Whats your thoughts on this?


----------



## partsguy (Nov 21, 2013)

*This is the bike...*


----------



## dougfisk (Nov 21, 2013)

Certainly it can be repaired, IF it is worth it to you.  The tube can be straightened and the gouges welded up, or a replacement steertube can be transplanted.  It just depends what route works best for you.


----------



## partsguy (Nov 21, 2013)

Well thats about what I thought. I don't own a welder and can't justify buying one at this time. I'll probably just replace it with another vintage fork and repaint it to match. I have a nice 1972 Firestone Warrior girls bike with no rust on it that will work nicely.

If it were your bike, would you fix the fork?


----------



## HIGGINSFOREVER (Nov 21, 2013)

Looks like someone tried to straighten it before.
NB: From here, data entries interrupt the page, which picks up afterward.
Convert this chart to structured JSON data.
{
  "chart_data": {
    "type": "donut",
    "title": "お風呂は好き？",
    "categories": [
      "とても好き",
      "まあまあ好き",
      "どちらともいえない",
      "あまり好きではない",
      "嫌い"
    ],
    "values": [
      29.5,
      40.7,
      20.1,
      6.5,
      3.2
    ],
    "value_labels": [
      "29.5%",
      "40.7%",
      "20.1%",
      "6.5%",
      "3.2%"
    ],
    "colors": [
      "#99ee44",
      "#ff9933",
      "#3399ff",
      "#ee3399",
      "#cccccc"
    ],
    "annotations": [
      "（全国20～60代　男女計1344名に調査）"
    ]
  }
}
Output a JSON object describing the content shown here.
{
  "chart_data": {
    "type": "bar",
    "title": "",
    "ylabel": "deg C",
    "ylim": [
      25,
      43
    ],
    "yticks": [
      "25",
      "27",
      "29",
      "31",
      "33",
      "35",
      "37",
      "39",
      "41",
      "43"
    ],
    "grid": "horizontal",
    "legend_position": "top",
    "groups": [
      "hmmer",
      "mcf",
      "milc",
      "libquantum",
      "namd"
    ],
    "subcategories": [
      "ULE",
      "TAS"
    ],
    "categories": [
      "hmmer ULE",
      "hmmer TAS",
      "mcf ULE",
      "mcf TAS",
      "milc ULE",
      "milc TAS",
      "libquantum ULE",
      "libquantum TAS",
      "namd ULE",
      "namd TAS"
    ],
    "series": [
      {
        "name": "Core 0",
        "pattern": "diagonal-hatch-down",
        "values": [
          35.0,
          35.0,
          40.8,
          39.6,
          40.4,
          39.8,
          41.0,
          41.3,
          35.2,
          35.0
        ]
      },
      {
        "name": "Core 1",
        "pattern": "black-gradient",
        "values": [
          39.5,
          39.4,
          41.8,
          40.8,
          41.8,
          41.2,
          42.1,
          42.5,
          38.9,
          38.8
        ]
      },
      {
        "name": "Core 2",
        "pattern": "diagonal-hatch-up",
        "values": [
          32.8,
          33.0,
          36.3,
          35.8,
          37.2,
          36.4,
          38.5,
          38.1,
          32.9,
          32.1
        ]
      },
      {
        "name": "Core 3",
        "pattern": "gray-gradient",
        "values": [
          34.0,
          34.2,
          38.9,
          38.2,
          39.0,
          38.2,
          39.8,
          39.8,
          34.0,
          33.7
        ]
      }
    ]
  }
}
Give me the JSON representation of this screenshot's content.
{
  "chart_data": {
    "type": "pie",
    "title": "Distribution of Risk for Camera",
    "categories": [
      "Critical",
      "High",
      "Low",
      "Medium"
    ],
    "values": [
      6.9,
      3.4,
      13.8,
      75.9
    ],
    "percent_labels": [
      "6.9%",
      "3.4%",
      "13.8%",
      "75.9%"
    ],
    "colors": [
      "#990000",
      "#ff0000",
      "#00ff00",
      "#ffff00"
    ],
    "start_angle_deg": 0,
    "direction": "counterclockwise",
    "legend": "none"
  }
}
The discoloration looks like it was heated.Will the girls stem work, a lot of the girls stems are longer then the boys.


----------



## partsguy (Nov 21, 2013)

I've heard that about balloon tire bikes but I'm not sure if the same holds true for middlewights I'll check. If the girls fork won't fit, I've got others.


----------



## partsguy (Nov 21, 2013)

Oh and does anyone know how the steer tube can get gouged so badly?


----------



## SirMike1983 (Nov 21, 2013)

classicfan1 said:


> Oh and does anyone know how the steer tube can get gouged so badly?




Possibly by the corner edge of an over-pipe being used to pull against the bend in the steerer tube. One of the old, tree shade mechanic methods of fixing such a bend was to slap the fork in a vice and run a large pipe over the steerer tube. It look as if someone tried to pull against the damage using the overpipe in a couple spots there and made gouges.

They actually had a tool called a "Little Brute Fork Jack" in some bike shops meant to correct the type of damage you see there. It works better than the tree shade overpipe method.

The other possibility is that those areas rubbed on something inside the frame due to the now-bent shape the tube took on.


----------